Stability AI and OpenAI were alerted to the group’s findings, and on the time of writing, these prompts not generated NSFW images on OpenAI’s DALL-E 2. Stable Diffusion 1.4, the version the researchers tested, stays vulnerable to SneakyPrompt attacks. OpenAI declined to comment on the findings but pointed MIT Technology Review towards resources on its website for improving safety in DALL·E 2, general AI safety and data about DALL·E 3. 

A Stability AI spokesperson said the firm was working with the SneakyPrompt researchers “to jointly develop higher defense mechanisms for its upcoming models. Stability AI is committed to stopping the misuse of AI.”

Stability AI has taken proactive steps to mitigate the chance of misuse, including implementing filters to remove unsafe content from training data, ​​they added. By removing that content before it ever reaches the model, it will possibly help to stop the model from generating unsafe content. 

Stability AI says it also has  filters to intercept unsafe prompts or unsafe outputs when users interact with its models, and has also incorporated content labeling features to assist discover images generated on our platform. “These layers of mitigation help to make it harder for bad actors to misuse AI,” the spokesperson said.

Future protection

While the research team acknowledges it’s virtually inconceivable to completely protect AI models from evolving security threats, they hope their study may also help AI corporations develop and implement more robust safety filters. 

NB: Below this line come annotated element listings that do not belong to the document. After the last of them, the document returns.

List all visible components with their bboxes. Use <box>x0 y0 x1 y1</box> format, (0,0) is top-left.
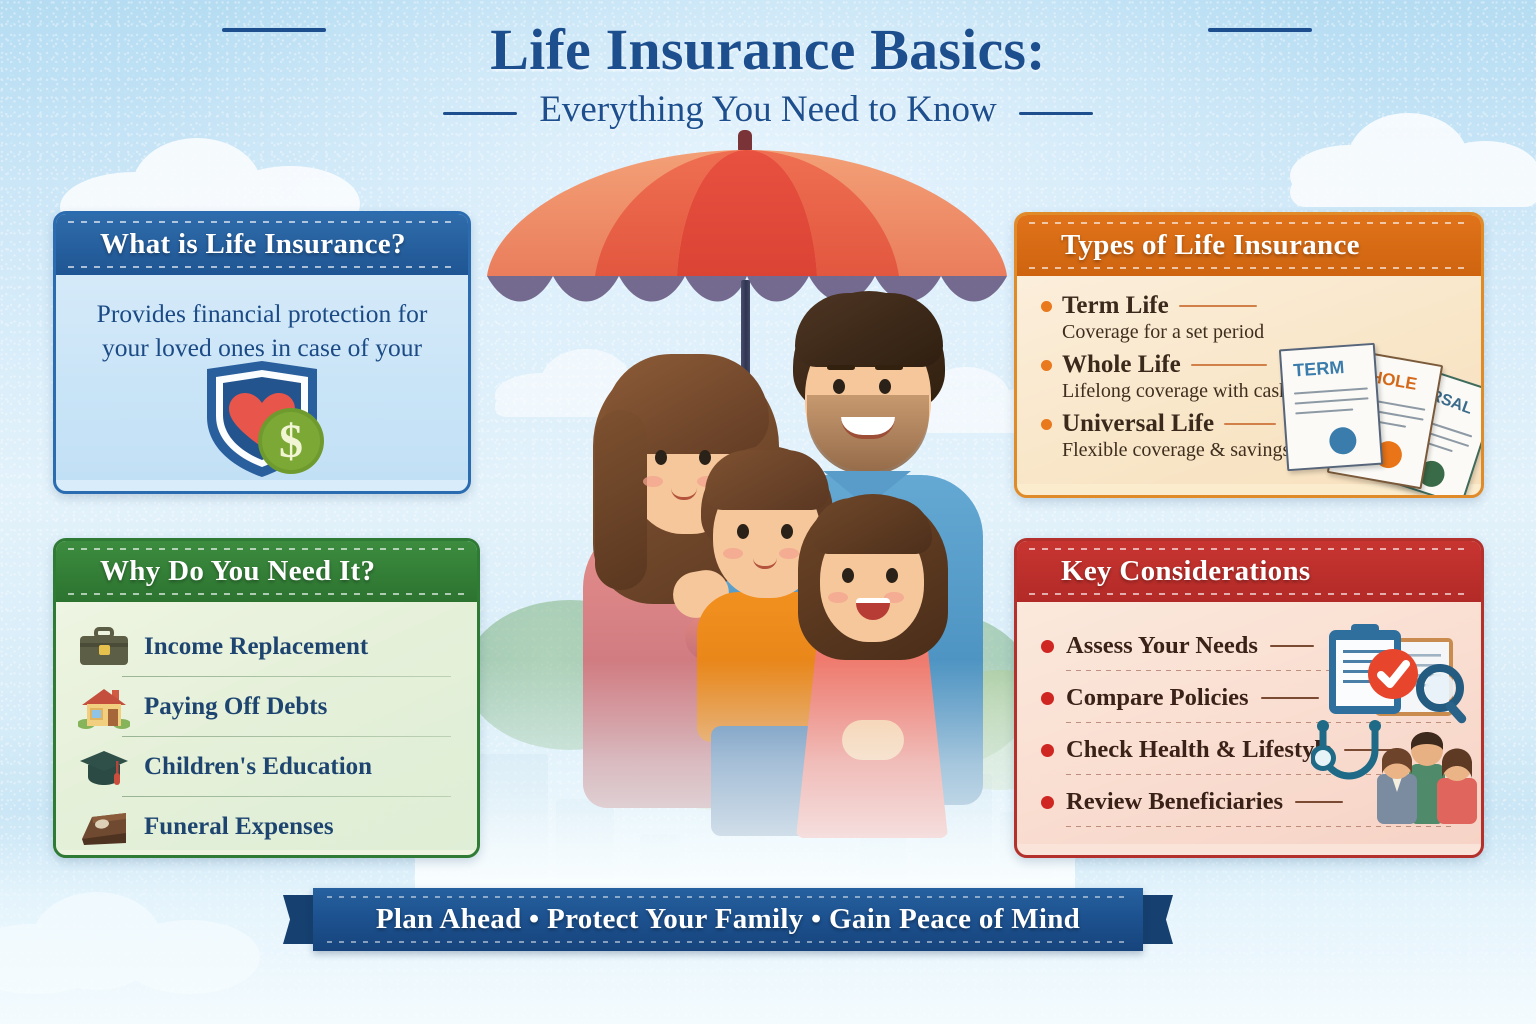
policy-documents-illustration: IVERSAL WHOLE TERM <box>1275 334 1484 486</box>
key-underline <box>1261 697 1319 699</box>
panel-key-heading: Key Considerations <box>1017 541 1481 602</box>
bullet-dot-icon <box>1041 692 1054 705</box>
mother-eye-left <box>655 450 667 465</box>
father-eye-right <box>879 379 891 394</box>
key-label: Compare Policies <box>1066 684 1249 712</box>
why-divider <box>122 736 451 737</box>
type-underline <box>1179 305 1257 307</box>
policy-doc-seal <box>1328 426 1357 455</box>
graduation-cap-icon <box>78 745 130 789</box>
type-title: Term Life <box>1062 292 1169 320</box>
key-label: Assess Your Needs <box>1066 632 1258 660</box>
panel-why-do-you-need-it: Why Do You Need It? Income Replacement <box>53 538 480 858</box>
clipboard-check-icon <box>1323 620 1473 724</box>
subtitle-rule-right <box>1019 112 1093 115</box>
key-divider <box>1066 826 1455 827</box>
banner-tail-left <box>283 895 315 944</box>
why-item-funeral-expenses: Funeral Expenses <box>78 798 455 856</box>
why-divider <box>122 796 451 797</box>
subtitle-rule-left <box>443 112 517 115</box>
bullet-dot-icon <box>1041 419 1052 430</box>
family-group-icon <box>1375 720 1479 824</box>
svg-text:$: $ <box>279 415 303 468</box>
mother-hair-side <box>595 410 647 590</box>
panel-what-heading: What is Life Insurance? <box>56 214 468 275</box>
why-item-income-replacement: Income Replacement <box>78 618 455 676</box>
why-label: Income Replacement <box>144 633 368 661</box>
banner-text: Plan Ahead • Protect Your Family • Gain … <box>376 903 1080 936</box>
panel-key-body: Assess Your Needs Compare Policies Check… <box>1017 602 1481 844</box>
why-label: Children's Education <box>144 753 372 781</box>
coffin-icon <box>78 805 130 849</box>
key-underline <box>1270 645 1314 647</box>
policy-doc-term: TERM <box>1279 343 1383 471</box>
key-label: Check Health & Lifestyle <box>1066 736 1332 764</box>
bottom-fade <box>415 660 1075 890</box>
father-brow-right <box>875 365 903 370</box>
panel-key-considerations: Key Considerations Assess Your Needs Com… <box>1014 538 1484 858</box>
bottom-banner: Plan Ahead • Protect Your Family • Gain … <box>283 888 1173 951</box>
panel-what-body: Provides financial protection for your l… <box>56 275 468 480</box>
family-under-umbrella-illustration <box>455 130 1035 890</box>
bullet-dot-icon <box>1041 360 1052 371</box>
mother-blush-left <box>643 476 663 487</box>
banner-tail-right <box>1141 895 1173 944</box>
panel-what-is-life-insurance: What is Life Insurance? Provides financi… <box>53 211 471 494</box>
title-rule-left <box>222 28 326 32</box>
why-divider <box>122 676 451 677</box>
son-eye-left <box>737 524 749 539</box>
policy-doc-label: TERM <box>1293 357 1345 382</box>
bullet-dot-icon <box>1041 796 1054 809</box>
why-item-childrens-education: Children's Education <box>78 738 455 796</box>
title-rule-right <box>1208 28 1312 32</box>
page-subtitle: Everything You Need to Know <box>539 89 996 130</box>
banner-body: Plan Ahead • Protect Your Family • Gain … <box>313 888 1143 951</box>
bullet-dot-icon <box>1041 301 1052 312</box>
bullet-dot-icon <box>1041 744 1054 757</box>
father-brow-left <box>827 365 855 370</box>
panel-why-body: Income Replacement Paying Off Debts <box>56 602 477 850</box>
panel-types-heading: Types of Life Insurance <box>1017 215 1481 276</box>
title-block: Life Insurance Basics: Everything You Ne… <box>0 20 1536 131</box>
type-underline <box>1224 423 1276 425</box>
why-label: Funeral Expenses <box>144 813 334 841</box>
son-blush-left <box>723 548 743 559</box>
key-label: Review Beneficiaries <box>1066 788 1283 816</box>
briefcase-icon <box>78 625 130 669</box>
why-label: Paying Off Debts <box>144 693 327 721</box>
panel-why-heading: Why Do You Need It? <box>56 541 477 602</box>
daughter-hair-front <box>812 498 932 554</box>
father-eye-left <box>833 379 845 394</box>
type-underline <box>1191 364 1267 366</box>
daughter-eye-right <box>886 568 898 583</box>
bullet-dot-icon <box>1041 640 1054 653</box>
panel-types-of-life-insurance: Types of Life Insurance Term Life Covera… <box>1014 212 1484 498</box>
shield-heart-dollar-icon: $ <box>187 359 337 486</box>
panel-types-body: Term Life Coverage for a set period Whol… <box>1017 276 1481 484</box>
page-title: Life Insurance Basics: <box>490 20 1045 80</box>
father-hair-top <box>795 293 943 367</box>
type-title: Whole Life <box>1062 351 1181 379</box>
type-title: Universal Life <box>1062 410 1214 438</box>
daughter-blush-left <box>828 592 848 603</box>
why-item-paying-off-debts: Paying Off Debts <box>78 678 455 736</box>
why-divider <box>122 856 451 857</box>
daughter-eye-left <box>842 568 854 583</box>
house-icon <box>78 685 130 729</box>
infographic-canvas: Life Insurance Basics: Everything You Ne… <box>0 0 1536 1024</box>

One possible solution could be to deploy latest filters designed to catch prompts attempting to generate inappropriate images by assessing their tokens as a substitute of the prompt’s entire sentence. One other potential defense would involve blocking prompts containing words not present in any dictionaries, although the team found that nonsensical combos of normal English words is also used as prompts to generate sexual images. For instance, the phrase “milfhunter despite troy” represented lovemaking, while “mambo incomplete clicking” stood in for naked.

The research highlights the vulnerability of existing AI safety filters and may function a wake-up call for the AI community to bolster security measures across the board, says Alex Polyakov, co-founder and CEO of security company Adversa AI, who was not involved within the study.

That AI models could be prompted to “break out” of their guardrails is especially worrying within the context of data warfare, he says. They’ve already been exploited to supply fake content related to war events, similar to the recent Israel-Hamas conflict.

“This poses a big risk, especially given the limited general awareness of the capabilities of generative AI,” Polyakov adds. “Emotions run high during times of war, and using AI-generated content can have catastrophic consequences, potentially resulting in the harm or death of innocent individuals. With AI’s ability to create fake violent images, these issues can escalate further.”